JASON ISAACS: I don’t take a job if I think a character has been written for its effect on an audience. There has to be something there that feels truthful. Even when a character’s behaviour looks repulsive or immoral, it’s because they have a worldview that has taught them that’s the way to be. [My character Vasili] is an arrogant, dismissive, cynical, wealthy entitled man, and what I love about his journey is that when all that is stripped away and the stakes are the highest they have ever been, he discovers new things about himself.

Did the level of tension the film sustains surprise you?

AH: It caught my attention. Upon seeing it with an audience for the first time, there were moments I was not expecting that people would laugh at. I figured it was because the tension was so pervasive, as soon as there is a chance to take a break, it would be like a release valve.

I feel the presence of Armie Hammer and Jason Isaacs is a bit of a red herring. If this was an American movie, they would have pulled a John McClane.

AM: There is no way we would have had them save the day because that’s not what happened. There was a special forces team guarding cricketers staying at the Taj on the top floor. They assisted in the escape, but they couldn’t do much because they didn’t have their weapons. Jason Isaacs’ character has that kind of background. If you keep an eye on him, he is always looking for a way out, but he is not going to take an insane risk. It’s not a story of a white dude saving the day, it’s the everymen — the Indian staff members; Hindu, Muslim, Sikh.

Nazanin, to what extent does your human rights advocacy inform the roles you take? [Nazanin is an Amnesty International spokeswoman.]

NAZANIN BONIADI: It’s twofold. The beauty about acting is that gives me the platform to go to Washington or the German parliament to talk to people about things I actually care about. As actors we get to portray the human condition, and as activist we get to change it.

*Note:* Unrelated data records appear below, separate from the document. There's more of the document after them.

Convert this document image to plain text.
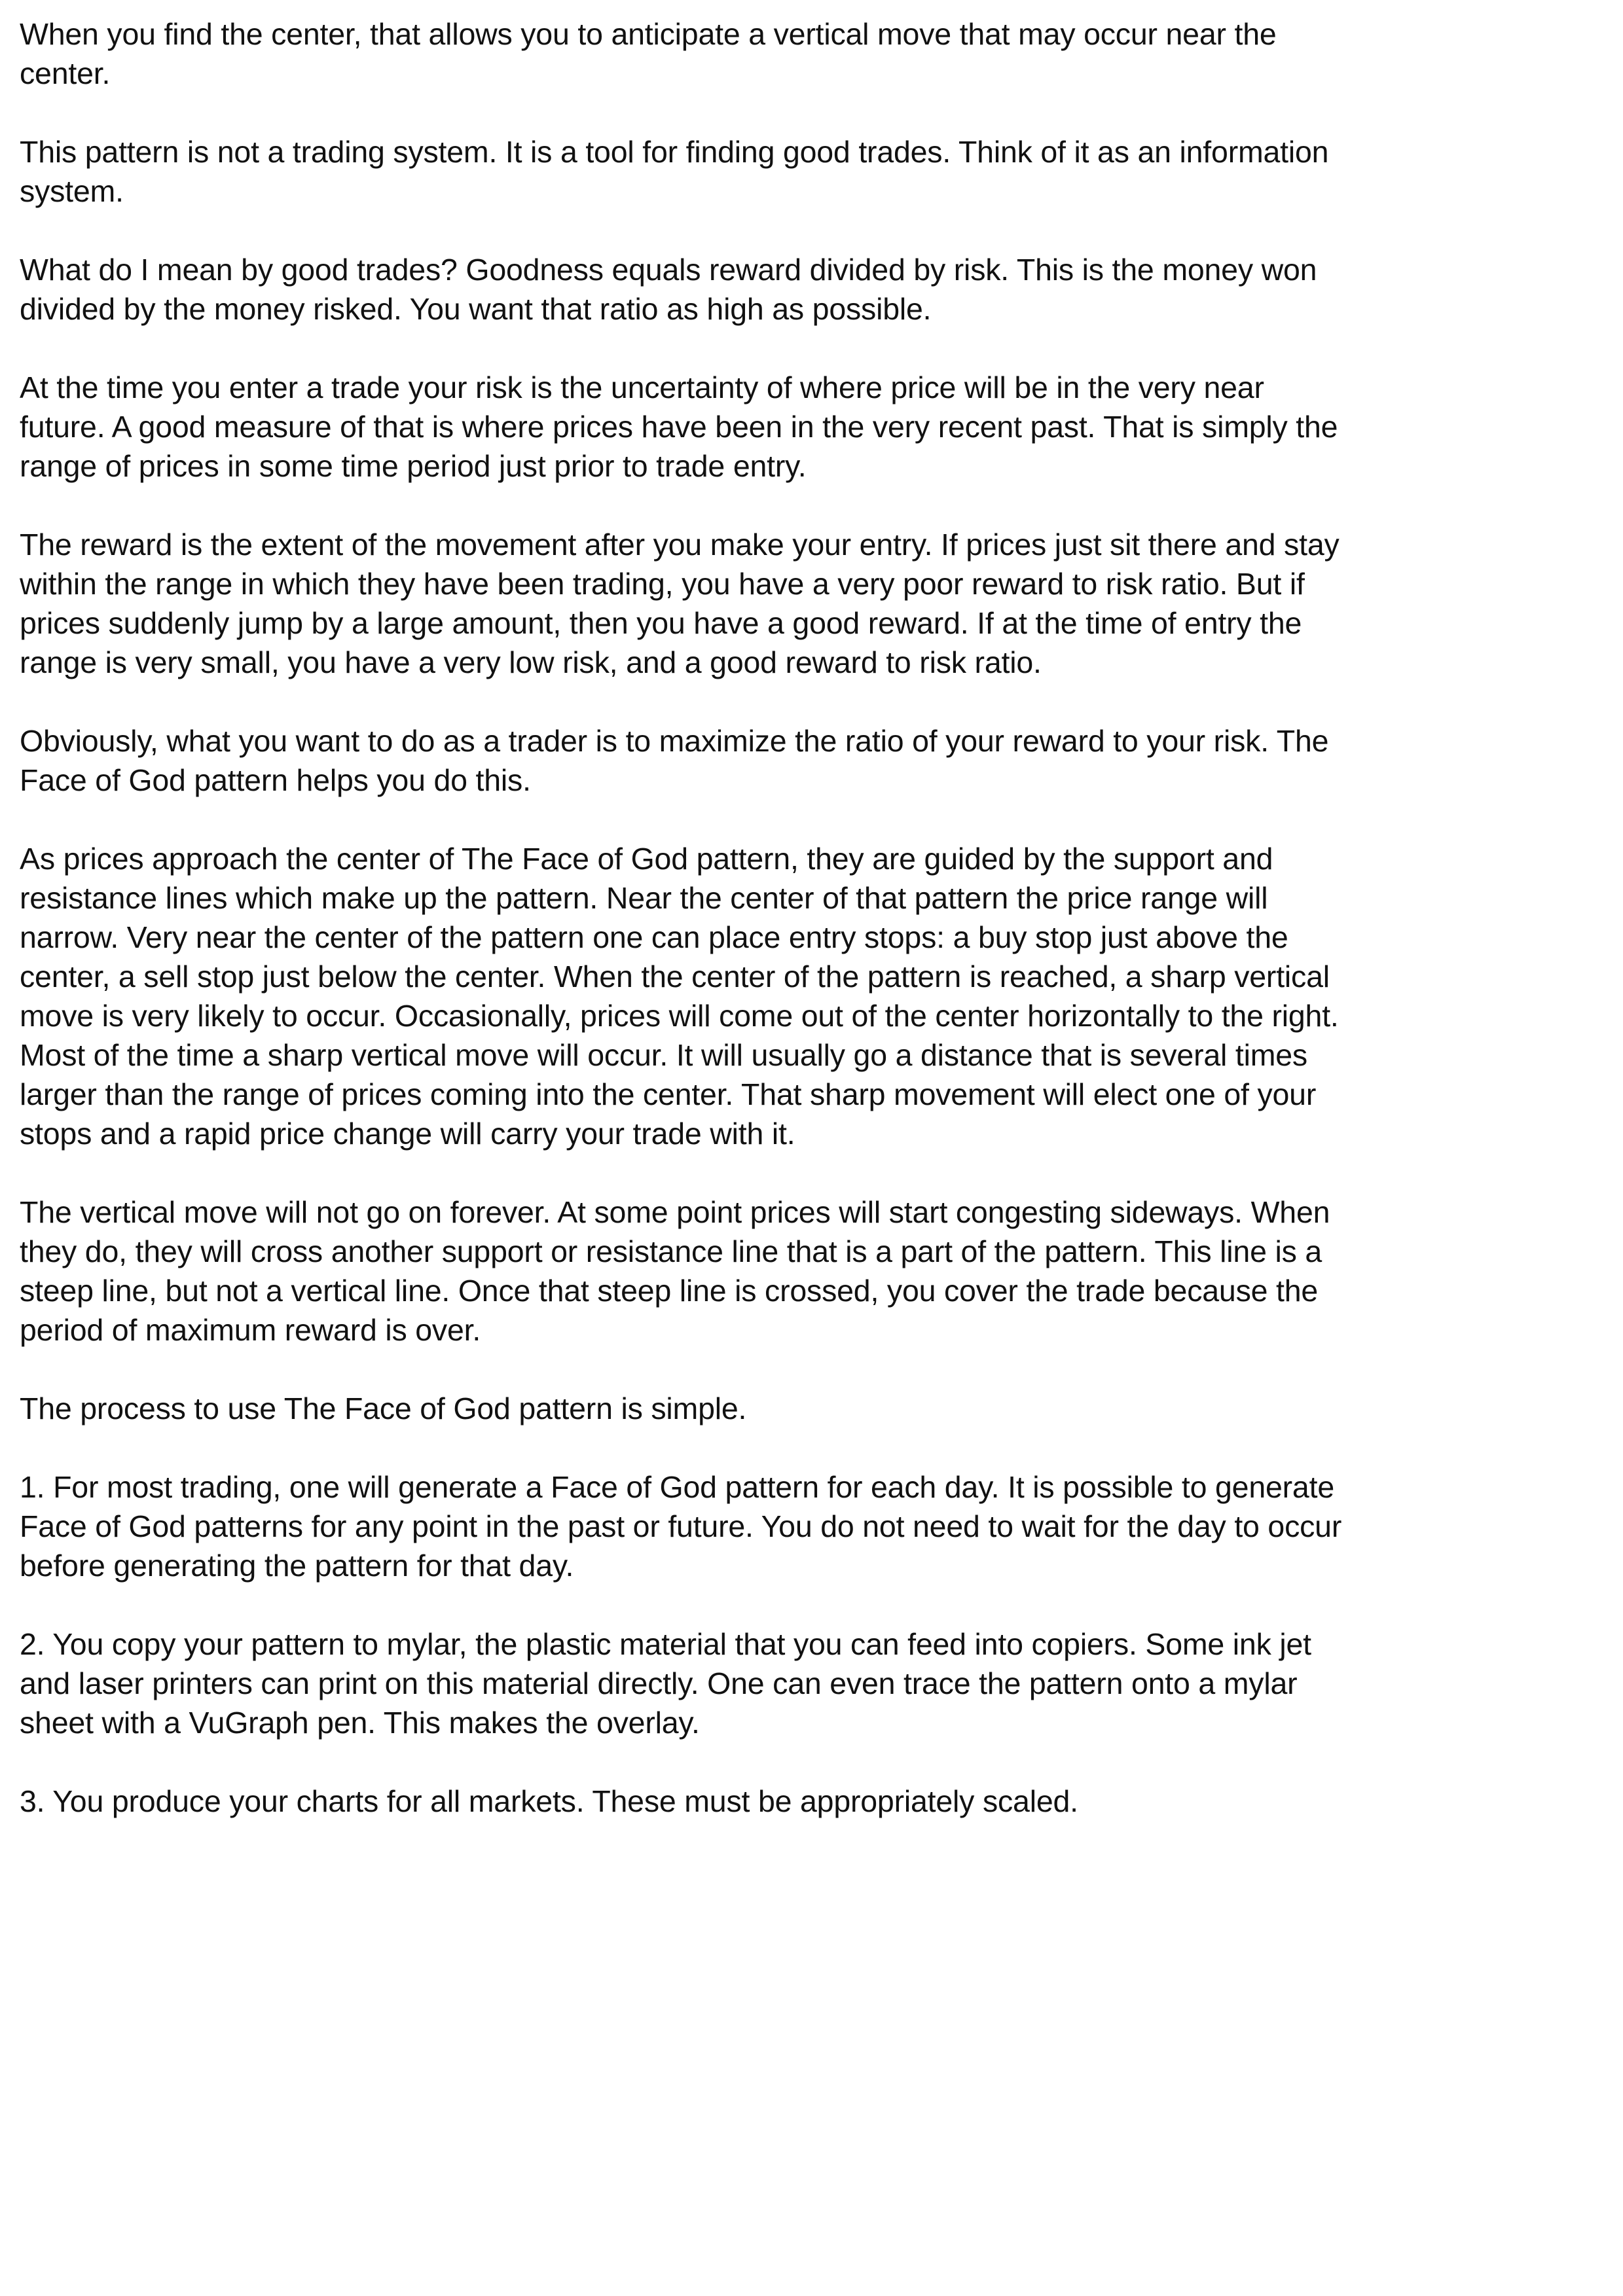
When you find the center, that allows you to anticipate a vertical move that may occur near the center.

This pattern is not a trading system. It is a tool for finding good trades. Think of it as an information system.

What do I mean by good trades? Goodness equals reward divided by risk. This is the money won divided by the money risked. You want that ratio as high as possible.

At the time you enter a trade your risk is the uncertainty of where price will be in the very near future. A good measure of that is where prices have been in the very recent past. That is simply the range of prices in some time period just prior to trade entry.

The reward is the extent of the movement after you make your entry. If prices just sit there and stay within the range in which they have been trading, you have a very poor reward to risk ratio. But if prices suddenly jump by a large amount, then you have a good reward. If at the time of entry the range is very small, you have a very low risk, and a good reward to risk ratio.

Obviously, what you want to do as a trader is to maximize the ratio of your reward to your risk. The Face of God pattern helps you do this.

As prices approach the center of The Face of God pattern, they are guided by the support and resistance lines which make up the pattern. Near the center of that pattern the price range will narrow. Very near the center of the pattern one can place entry stops: a buy stop just above the center, a sell stop just below the center. When the center of the pattern is reached, a sharp vertical move is very likely to occur. Occasionally, prices will come out of the center horizontally to the right. Most of the time a sharp vertical move will occur. It will usually go a distance that is several times larger than the range of prices coming into the center. That sharp movement will elect one of your stops and a rapid price change will carry your trade with it.

The vertical move will not go on forever. At some point prices will start congesting sideways. When they do, they will cross another support or resistance line that is a part of the pattern. This line is a steep line, but not a vertical line. Once that steep line is crossed, you cover the trade because the period of maximum reward is over.

The process to use The Face of God pattern is simple.

1. For most trading, one will generate a Face of God pattern for each day. It is possible to generate Face of God patterns for any point in the past or future. You do not need to wait for the day to occur before generating the pattern for that day.

2. You copy your pattern to mylar, the plastic material that you can feed into copiers. Some ink jet and laser printers can print on this material directly. One can even trace the pattern onto a mylar sheet with a VuGraph pen. This makes the overlay.

3. You produce your charts for all markets. These must be appropriately scaled.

This is a naive question, but here goes anyway. Do you believe film has the power to change the world?

JI: Stories have an enormous power. That’s why we’ve gathered around the fire or scraped stories in the walls of caves forever. In these times, when creditable news sources and proper journalism have been undermined and people don’t believe even verified sources, sometimes fiction is the best way to speak to the world. It bypasses partisan politics and presents a universal human truth. It works at a more profound level than information.

What do you expect audiences get from Hotel Mumbai?

AH: In most films in which a terror attack happens, the terrorists are nameless, faceless. Here you see the human side of it. You see kids tricked into this, told that their families would be getting money if they do jihad. You witness the emotional toll on the hostages and the gunmen. It’s not a two-dimensional portrait of a faceless evil, it’s human beings. We, as Americans, use the term terror attack for anything that’s done to us, but then you also see why these people were motivated in the first place. You will walk into this film and it will make you feel something the entire time. It may not be an emotion you’re comfortable with, but it’s not something you can shake as soon as the movie is done.

AM: The world’s pretty divided at the moment. The example set by the guests and staff — from waiters from the slums to hedge fund managers — of coming together and trying to get through this is a good one for us to consider.